The plan also calls for the creation of a “Welfare Reform 2.0” that would create stricter work requirements for programs such as Temporary Assistance for Needy Families (TANF) and Supplemental Nutrition Assistance Program (SNAP), previously known as food stamps; avoiding “blunt trade wars with our friends and allies that hurt consumers and set us back in the mission of isolating China”; and revamping the research and development (R&D) tax credit.

“On Joe Biden’s watch, China builds while America borrows. I have a plan to stop borrowing and start building, and create a future Made in America,” Scott said in a statement upon the release of his economic plan. 

“As President, I will cut socialist government spending, reclaim our supply chains, cut taxes, and unleash American energy. We will lead the world in building, growing, and inventing the future,” he added.

Scott’s plan comes as the South Carolina Republican is still trails far behind former President Trump, though some polling suggests he’s seen his support increase slightly. An Emerson College Polling survey in Iowa out on Tuesday, for example, showed Scott polling at 8 percent, up 3 percent from May.

Meanwhile, Trump sat at 49 percent, down from 62 percent in May. DeSantis sat at 14 percent, down from 20 percent in May. 

In other surveys, the South Carolina Republican polling behind several other challengers, like an Iowa State University/Civiqs poll, that had Scott placing fifth behind Trump, DeSantis, biotech entrepreneur Vivek Ramaswamy and former U.N. ambassador Nikki Haley in Iowa.

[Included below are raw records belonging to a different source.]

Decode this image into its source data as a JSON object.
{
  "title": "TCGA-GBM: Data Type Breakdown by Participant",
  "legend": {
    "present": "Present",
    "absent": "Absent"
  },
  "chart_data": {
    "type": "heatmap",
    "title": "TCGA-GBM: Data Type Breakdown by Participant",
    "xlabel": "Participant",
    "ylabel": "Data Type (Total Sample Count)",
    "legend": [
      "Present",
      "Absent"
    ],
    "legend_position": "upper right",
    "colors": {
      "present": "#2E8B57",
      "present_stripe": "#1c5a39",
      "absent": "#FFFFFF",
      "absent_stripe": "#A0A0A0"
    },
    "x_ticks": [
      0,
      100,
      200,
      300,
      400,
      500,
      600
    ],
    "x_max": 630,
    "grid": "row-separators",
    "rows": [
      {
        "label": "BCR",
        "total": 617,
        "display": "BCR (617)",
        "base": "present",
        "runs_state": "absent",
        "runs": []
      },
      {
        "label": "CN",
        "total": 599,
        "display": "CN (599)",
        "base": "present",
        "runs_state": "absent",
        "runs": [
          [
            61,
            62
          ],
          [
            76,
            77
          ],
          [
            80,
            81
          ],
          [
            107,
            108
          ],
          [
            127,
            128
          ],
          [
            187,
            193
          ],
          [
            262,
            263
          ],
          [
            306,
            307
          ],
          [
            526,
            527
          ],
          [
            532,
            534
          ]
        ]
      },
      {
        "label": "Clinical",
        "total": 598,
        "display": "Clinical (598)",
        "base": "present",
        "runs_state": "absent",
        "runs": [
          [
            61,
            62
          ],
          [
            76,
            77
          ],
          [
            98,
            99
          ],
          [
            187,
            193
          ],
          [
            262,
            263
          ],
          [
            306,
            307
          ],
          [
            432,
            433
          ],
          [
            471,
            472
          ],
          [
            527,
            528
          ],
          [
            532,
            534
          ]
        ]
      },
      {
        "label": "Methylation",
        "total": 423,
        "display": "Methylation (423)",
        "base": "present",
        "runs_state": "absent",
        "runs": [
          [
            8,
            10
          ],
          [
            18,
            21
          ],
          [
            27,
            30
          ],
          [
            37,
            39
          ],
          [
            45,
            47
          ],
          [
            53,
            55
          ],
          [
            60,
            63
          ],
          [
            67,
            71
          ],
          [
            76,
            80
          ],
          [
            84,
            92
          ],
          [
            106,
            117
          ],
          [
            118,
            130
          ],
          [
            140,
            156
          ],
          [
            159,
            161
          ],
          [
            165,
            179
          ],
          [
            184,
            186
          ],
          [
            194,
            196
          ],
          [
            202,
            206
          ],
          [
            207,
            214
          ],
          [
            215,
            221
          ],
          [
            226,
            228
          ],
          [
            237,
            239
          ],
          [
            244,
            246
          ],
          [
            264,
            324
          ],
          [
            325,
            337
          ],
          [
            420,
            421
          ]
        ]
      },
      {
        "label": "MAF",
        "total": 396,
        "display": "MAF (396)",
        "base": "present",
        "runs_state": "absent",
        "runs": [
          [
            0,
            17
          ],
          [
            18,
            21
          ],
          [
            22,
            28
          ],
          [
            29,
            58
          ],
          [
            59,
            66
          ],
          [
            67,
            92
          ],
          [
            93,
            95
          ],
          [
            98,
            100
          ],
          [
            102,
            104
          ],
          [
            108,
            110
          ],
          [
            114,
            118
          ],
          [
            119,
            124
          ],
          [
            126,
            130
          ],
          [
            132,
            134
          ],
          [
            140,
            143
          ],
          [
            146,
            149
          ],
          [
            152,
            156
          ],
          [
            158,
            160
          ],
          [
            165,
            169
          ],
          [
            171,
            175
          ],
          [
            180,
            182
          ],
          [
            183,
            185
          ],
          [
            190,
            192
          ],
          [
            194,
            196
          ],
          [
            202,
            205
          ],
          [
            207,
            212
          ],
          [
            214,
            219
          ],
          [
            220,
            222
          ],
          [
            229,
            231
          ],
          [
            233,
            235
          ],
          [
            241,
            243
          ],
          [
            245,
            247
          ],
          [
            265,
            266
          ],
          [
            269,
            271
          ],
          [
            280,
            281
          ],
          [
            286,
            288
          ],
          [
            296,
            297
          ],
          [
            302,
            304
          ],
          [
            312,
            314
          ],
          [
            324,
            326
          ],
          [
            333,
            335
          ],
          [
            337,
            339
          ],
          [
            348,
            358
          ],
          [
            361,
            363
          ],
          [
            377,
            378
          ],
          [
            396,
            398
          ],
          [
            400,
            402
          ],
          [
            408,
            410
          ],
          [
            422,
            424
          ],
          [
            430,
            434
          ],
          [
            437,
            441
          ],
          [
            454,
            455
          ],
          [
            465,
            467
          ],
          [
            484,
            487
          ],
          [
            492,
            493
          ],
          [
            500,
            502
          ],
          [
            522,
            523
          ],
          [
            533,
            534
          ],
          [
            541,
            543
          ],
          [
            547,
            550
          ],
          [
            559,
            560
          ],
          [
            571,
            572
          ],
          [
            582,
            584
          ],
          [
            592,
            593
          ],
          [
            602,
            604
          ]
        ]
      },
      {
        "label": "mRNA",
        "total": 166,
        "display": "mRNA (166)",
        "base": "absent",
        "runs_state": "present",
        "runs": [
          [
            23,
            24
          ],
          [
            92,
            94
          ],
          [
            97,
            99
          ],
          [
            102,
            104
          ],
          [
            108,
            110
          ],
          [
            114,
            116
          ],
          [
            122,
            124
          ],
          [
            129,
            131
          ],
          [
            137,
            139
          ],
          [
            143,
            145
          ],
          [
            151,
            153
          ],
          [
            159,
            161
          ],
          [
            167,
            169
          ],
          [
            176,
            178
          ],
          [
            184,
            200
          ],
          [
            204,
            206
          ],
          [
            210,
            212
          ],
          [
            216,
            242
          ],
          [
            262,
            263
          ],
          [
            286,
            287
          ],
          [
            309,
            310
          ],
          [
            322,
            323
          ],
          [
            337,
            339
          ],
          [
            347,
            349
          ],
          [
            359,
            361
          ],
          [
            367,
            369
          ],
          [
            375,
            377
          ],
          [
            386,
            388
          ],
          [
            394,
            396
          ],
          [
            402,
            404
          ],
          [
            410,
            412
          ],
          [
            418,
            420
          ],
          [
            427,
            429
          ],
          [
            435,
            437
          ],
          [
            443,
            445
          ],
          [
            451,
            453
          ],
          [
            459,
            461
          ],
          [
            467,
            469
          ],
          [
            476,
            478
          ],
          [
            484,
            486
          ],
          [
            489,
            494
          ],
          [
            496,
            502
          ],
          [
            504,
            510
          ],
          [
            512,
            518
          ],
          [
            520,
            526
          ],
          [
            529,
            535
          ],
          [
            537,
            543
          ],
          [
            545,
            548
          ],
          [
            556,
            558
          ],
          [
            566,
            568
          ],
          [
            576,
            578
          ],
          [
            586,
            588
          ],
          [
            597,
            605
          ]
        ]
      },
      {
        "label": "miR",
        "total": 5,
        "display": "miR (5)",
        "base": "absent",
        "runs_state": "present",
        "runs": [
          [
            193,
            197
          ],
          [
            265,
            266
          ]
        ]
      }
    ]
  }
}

Still, Trump has shown his continued dominance in the 2024 GOP primary despite growing legal challenges, raising questions over whether any of his challengers will be able to dethrone him from first place by the time of the Iowa caucuses. 

The South Carolina Republican’s plan also comes against the backdrop of an impending potential government shutdown later this month as House Republicans grapple with a series of spending bills that need to be passed within the next few weeks, or a short-term spending bill in the meantime.